In a region famous for fast-paced development, soaring skyscrapers and headline-making resorts, travellers are quietly changing how they move, stay and connect. The Middle East is shifting — not just in infrastructure, but in mindset.

Rather than racing through destinations to check off as many as possible, a growing number of visitors are choosing to linger, to take the slower route, to travel with intention. Where once a landmark photo served as proof of travel, now it’s the unhurried afternoon-tea in a market, the dawn walk across dunes, or the three-night stay in a desert camp that stay with you.

The Shift Toward Slow and Mindful

Recent research in the Gulf found that a large majority of travellers in the UAE and Saudi Arabia have already taken what is defined as a “slow holiday” — meaning a trip with fewer scheduled stops, longer stays and deeper cultural contact.
These holidays reflect broader values: travellers are now more conscious of their environmental footprint, more curious about local life, and more willing to pay extra for experiences that deliver meaning rather than maximum activity.

Authenticity Over Spectacle

Some of the most interesting travel experiences in the region are precisely the ones that don’t make headlines. Think: a coffee with a desert herder, lunch cooked with a mountain-village family, or simply watching the night sky unpolluted by city lights.
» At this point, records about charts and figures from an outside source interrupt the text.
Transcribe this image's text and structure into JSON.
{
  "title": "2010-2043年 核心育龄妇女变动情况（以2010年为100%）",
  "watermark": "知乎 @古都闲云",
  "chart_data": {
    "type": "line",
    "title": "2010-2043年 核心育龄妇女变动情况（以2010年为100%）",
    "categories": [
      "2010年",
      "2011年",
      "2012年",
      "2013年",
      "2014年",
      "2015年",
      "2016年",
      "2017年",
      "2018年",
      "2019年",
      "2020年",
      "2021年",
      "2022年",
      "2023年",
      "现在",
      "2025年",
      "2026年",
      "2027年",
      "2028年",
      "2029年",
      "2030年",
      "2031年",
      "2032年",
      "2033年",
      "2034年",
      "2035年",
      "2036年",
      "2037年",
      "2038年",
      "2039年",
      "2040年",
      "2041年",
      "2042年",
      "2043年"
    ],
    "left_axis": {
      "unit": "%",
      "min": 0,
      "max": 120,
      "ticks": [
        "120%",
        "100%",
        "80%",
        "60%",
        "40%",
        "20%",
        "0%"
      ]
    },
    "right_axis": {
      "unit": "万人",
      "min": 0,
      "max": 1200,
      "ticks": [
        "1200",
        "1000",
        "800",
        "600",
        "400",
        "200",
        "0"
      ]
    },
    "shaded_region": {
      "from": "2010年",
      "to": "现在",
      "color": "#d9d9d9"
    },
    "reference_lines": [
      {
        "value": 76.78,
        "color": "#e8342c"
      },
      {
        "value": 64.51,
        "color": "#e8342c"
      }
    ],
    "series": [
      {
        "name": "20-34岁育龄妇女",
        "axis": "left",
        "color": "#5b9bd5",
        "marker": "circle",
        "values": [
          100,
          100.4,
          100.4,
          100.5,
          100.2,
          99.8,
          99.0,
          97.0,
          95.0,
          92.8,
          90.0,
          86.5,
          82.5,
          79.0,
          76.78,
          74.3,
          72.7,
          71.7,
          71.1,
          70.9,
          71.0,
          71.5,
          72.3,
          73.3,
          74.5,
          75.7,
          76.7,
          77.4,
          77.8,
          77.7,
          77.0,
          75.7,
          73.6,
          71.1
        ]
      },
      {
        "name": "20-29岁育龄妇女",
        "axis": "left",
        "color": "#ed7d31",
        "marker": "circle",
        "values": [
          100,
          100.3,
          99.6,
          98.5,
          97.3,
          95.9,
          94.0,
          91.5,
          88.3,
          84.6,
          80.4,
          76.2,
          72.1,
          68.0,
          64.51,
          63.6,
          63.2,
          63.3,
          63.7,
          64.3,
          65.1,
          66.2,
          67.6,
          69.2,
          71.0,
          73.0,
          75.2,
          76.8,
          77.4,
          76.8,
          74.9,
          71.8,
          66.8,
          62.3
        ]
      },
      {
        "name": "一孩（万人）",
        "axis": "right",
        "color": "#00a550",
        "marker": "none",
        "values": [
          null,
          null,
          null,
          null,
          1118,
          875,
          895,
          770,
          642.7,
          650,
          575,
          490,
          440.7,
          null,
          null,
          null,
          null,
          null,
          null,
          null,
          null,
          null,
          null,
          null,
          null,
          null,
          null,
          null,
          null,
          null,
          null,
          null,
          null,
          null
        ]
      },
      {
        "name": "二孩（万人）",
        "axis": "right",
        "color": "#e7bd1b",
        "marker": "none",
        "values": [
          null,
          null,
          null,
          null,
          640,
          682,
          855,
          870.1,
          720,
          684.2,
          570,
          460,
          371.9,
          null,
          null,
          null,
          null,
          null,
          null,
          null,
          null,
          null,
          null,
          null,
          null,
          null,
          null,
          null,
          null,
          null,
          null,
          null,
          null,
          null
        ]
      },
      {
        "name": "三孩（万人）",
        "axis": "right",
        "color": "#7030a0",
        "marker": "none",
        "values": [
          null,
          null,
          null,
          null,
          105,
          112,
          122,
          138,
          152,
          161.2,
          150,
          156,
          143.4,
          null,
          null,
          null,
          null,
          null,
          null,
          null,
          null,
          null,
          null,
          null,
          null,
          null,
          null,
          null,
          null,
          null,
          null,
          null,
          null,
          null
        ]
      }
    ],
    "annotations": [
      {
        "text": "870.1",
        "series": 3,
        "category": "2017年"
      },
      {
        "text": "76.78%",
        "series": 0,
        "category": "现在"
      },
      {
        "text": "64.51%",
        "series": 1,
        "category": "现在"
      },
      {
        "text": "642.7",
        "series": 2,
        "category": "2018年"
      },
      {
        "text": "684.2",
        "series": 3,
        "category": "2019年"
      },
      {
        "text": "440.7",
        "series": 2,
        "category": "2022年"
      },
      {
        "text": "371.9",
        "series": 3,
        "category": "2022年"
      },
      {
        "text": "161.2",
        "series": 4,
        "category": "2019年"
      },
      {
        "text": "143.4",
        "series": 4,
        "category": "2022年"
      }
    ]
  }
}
In Lebanon, hiking routes across remote terrain have begun drawing visitors who want to go beyond beaches and nightlife.
Similarly, the Gulf’s booming luxury resorts are now layering in purpose: sustainability programmes, meaningful local engagements and spaces where “doing nothing” is built in.

Technology & Travel: A New Balance

Contrary to the idea that slow travel means no technology, what’s emerging is a smarter use of tech. AI and social media are driving awareness of slower travel opportunities in the region: many travellers now use apps and platforms to find the lesser-known village, the boutique ecolodge, the walkable heritage zone rather than the large resort.
Thus technology isn’t the enemy of presence — it’s becoming the enabler of meaningful stillness.

The Payoff: Experiences That Resonate

Why choose slow travel in this region? Because the payoff is different. Instead of dozens of checked-off sights, you come home with stories: the silence of a desert twilight, the warmth of a village kitchen, the sight of palms rustling in an oasis after the tour buses are gone.
In this way, traveling in the Middle East today can feel less like a sprint and more like a return to something elemental: time, connection, place.

Final Thought

The Middle East offers both the new and the timeless: high-rise vistas and ancient pathways; smart cities and desert tranquillity. But maybe the real breakthrough is this: recognising that how you travel matters as much as where.
Choose presence. Choose longer stay. Choose authenticity. Let the journey not just be seen, but felt.